Africa presents the most complex genetic picture of any continent, with a time depth for mitochondrial DNA
(mtDNA) lineages 1100,000 years. The most recent widespread demographic shift within the continent was most probably the Bantu dispersals, which archaeological and linguistic evidence suggest originated in West Africa 3,000–4,000 years ago, spreading both east and south. Here, we have carried out a thorough phylogeographic analysis of mtDNA variation in a total of 2,847 samples from throughout the continent, including 307 new sequences from southeast African Bantu speakers. The results suggest that the southeast Bantu speakers have a composite origin on the maternal line of descent, with ~44% of lineages deriving from West Africa, ~21% from either West or Central Africa, ~30% from East Africa, and ~5% from southern African Khoisan-speaking groups.

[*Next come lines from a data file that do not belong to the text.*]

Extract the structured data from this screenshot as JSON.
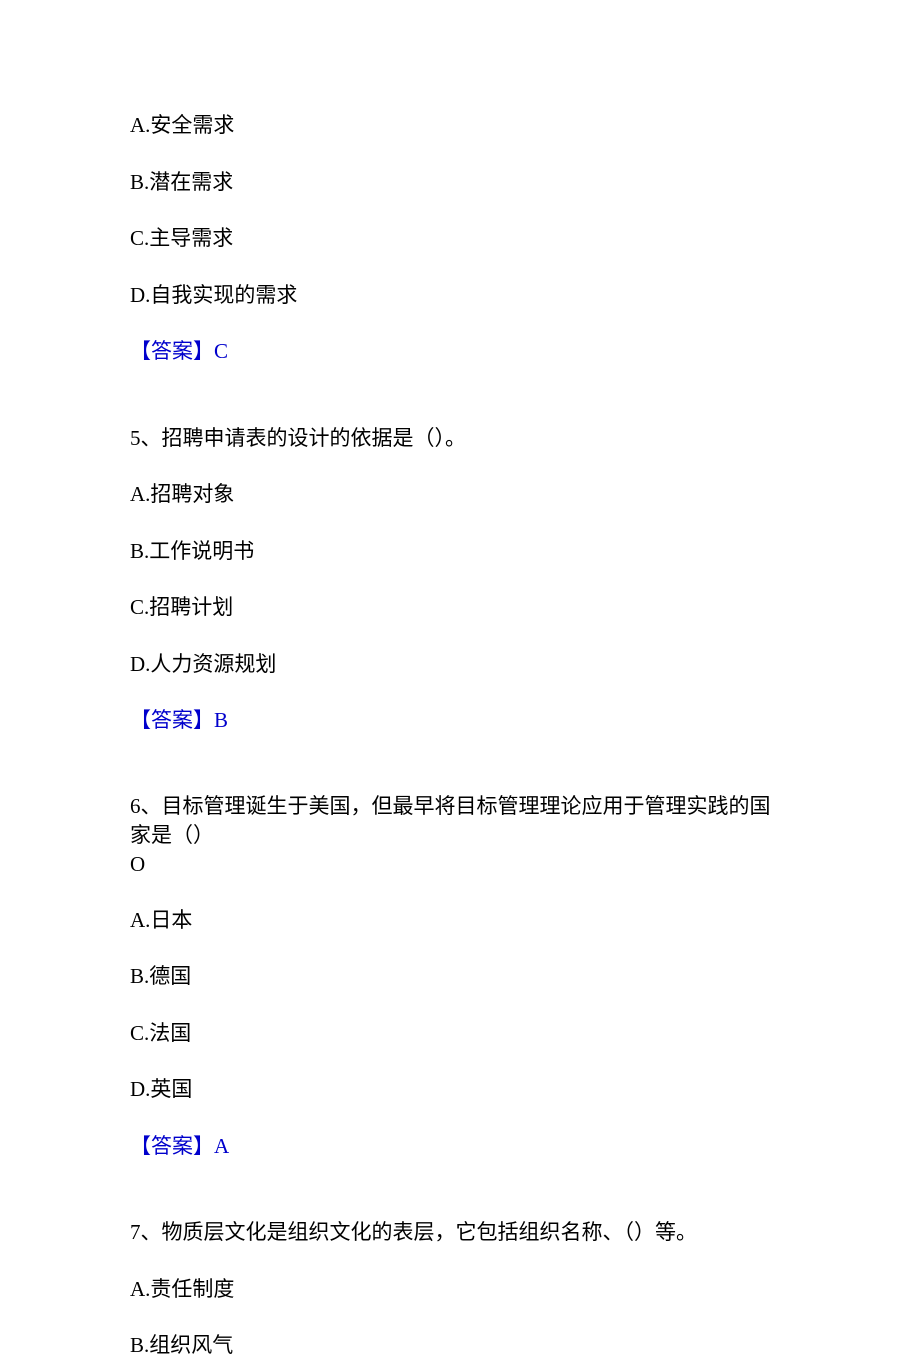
{
  "questions": [
    {
      "option_a": "A.安全需求",
      "option_b": "B.潜在需求",
      "option_c": "C.主导需求",
      "option_d": "D.自我实现的需求",
      "answer_label": "【答案】",
      "answer_value": "C"
    },
    {
      "text": "5、招聘申请表的设计的依据是（）。",
      "option_a": "A.招聘对象",
      "option_b": "B.工作说明书",
      "option_c": "C.招聘计划",
      "option_d": "D.人力资源规划",
      "answer_label": "【答案】",
      "answer_value": "B"
    },
    {
      "text_line1": "6、目标管理诞生于美国，但最早将目标管理理论应用于管理实践的国家是（）",
      "text_line2": "O",
      "option_a": "A.日本",
      "option_b": "B.德国",
      "option_c": "C.法国",
      "option_d": "D.英国",
      "answer_label": "【答案】",
      "answer_value": "A"
    },
    {
      "text": "7、物质层文化是组织文化的表层，它包括组织名称、（）等。",
      "option_a": "A.责任制度",
      "option_b": "B.组织风气"
    }
  ]
}
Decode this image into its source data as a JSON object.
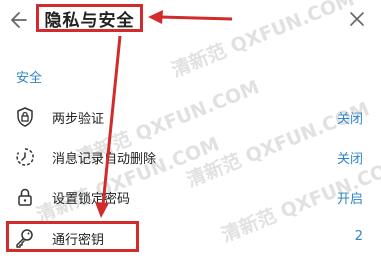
{
  "header": {
    "title": "隐私与安全"
  },
  "section": {
    "label": "安全"
  },
  "rows": [
    {
      "label": "两步验证",
      "value": "关闭"
    },
    {
      "label": "消息记录自动删除",
      "value": "关闭"
    },
    {
      "label": "设置锁定密码",
      "value": "开启"
    },
    {
      "label": "通行密钥",
      "value": "2"
    }
  ],
  "watermarks": [
    "清新范 QXFUN.COM",
    "清新范 QXFUN.COM",
    "清新范 QXFUN.COM",
    "清新范 QXFUN.COM",
    "清新范 QXFUN.COM"
  ],
  "colors": {
    "accent": "#2f86c6",
    "highlight": "#d22b2b"
  }
}
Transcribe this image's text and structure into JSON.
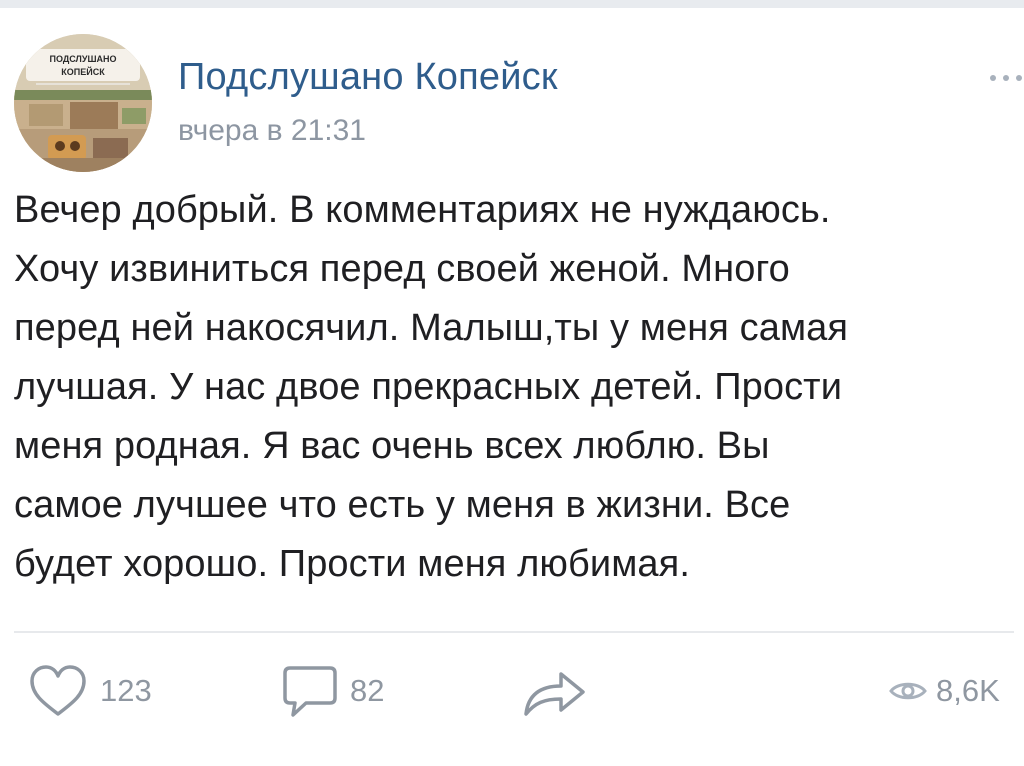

The ages of the major founder types of both West and East African origin are consistent with the likely timing of Bantu dispersals, with those from the west somewhat predating those from the east. Despite this composite picture, the southeastern African Bantu groups are indistinguishable from each other with respect to their mtDNA, suggesting that they either had a common origin at the point of entry into southeastern Africa or have undergone very extensive gene flow since.
An old paper from 2002 that I’m posting for reference while I’m hunting down info on L3a.
We here define two previously unlabeled subclades of L3A, L3f, and L3g. The lineages remaining within L3* represent ~20% of all L3A types in Africa. Although they are distributed throughout the continent, they reach the highest frequencies in East Africa, where they account for about half of all types from this region. This frequency profile suggests an origin for L3 in East Africa (Watson et al. 1997). This is supported by the evidence that the out-of-Africa migration, which took place from a source in East Africa 60,000–80,000 years ago, gave rise only to L3 lineages outside Africa.